For 69-year-old Theresa Banks, a former Sunday school teacher who designs women’s hats, the trouble started in 2007 when she went to the tax office and asked how much she owed on the lot next to her family home. She paid $1,100.
About a year later, she found a sign tacked to the door, showing a lien had been put on her property for unpaid taxes and a purchaser was moving to take the lot through foreclosure. She was terrified: Her family has owned the property since 1943, when the Marshall Heights neighborhood had no running water or paved streets.
With the help of a nonprofit attorney, Banks fought in court, arguing that she had received an incorrect payoff amount, which had left her account deficient.
In 2009, the agency canceled the sale.
Banks, who has hip problems and walks with a cane, said she made at least four trips to court to save her land.
“You’re black. You’re poor. This is the only thing you have to hold onto,” she said.
Carr, the former tax official, said the breakdowns in the office were so extensive that thousands of pieces of mail were returned each year and never re-sent. Carr said he worried that taxpayers weren’t getting their tax statements — let alone warnings that they were delinquent.
“The mail just sat there and sat there,” he said.
Until late last year, the tax office kept a log of returned mail, but it has since lost it, a court document shows.
Carr also said that tax officials have struggled to link payments to the proper accounts, often because taxpayers failed to provide enough information about their properties.

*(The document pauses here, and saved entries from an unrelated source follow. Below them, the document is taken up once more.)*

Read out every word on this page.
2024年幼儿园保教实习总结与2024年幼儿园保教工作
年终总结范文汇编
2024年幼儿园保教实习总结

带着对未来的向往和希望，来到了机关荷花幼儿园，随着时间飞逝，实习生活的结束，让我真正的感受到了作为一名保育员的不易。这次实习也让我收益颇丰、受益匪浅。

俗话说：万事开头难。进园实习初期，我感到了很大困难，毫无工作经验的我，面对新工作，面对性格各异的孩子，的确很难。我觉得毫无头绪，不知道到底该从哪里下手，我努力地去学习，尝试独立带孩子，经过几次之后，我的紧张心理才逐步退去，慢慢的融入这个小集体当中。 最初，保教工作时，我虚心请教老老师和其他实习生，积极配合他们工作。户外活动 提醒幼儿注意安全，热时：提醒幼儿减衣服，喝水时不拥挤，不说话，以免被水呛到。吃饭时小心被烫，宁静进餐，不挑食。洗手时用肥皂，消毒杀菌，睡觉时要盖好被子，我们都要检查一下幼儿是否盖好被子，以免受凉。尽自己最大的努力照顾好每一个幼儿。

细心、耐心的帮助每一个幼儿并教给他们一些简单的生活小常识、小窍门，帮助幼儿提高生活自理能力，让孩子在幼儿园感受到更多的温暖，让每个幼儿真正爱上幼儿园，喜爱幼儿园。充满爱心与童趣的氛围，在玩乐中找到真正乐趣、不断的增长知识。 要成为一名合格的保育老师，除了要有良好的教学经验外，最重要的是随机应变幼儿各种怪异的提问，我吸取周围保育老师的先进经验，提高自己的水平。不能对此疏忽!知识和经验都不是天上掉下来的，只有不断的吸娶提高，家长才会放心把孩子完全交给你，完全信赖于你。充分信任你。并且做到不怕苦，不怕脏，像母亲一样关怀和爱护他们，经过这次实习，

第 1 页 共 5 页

Agency officials said that they have worked to match the payments to the right accounts. “We make every effort to apply payment to the taxpayer account,” the agency said in a prepared response.
But local housing groups said they have been helping homeowners deal with the tax office’s mistakes for years.
“It’s ridiculous,” said Laura Newland, a former Legal Counsel for the Elderly attorney who has worked with hundreds of property owners. “Homeowners are thinking they are going to lose their house — through no fault of their own.”
Jennifer Jenkins contributed to this report.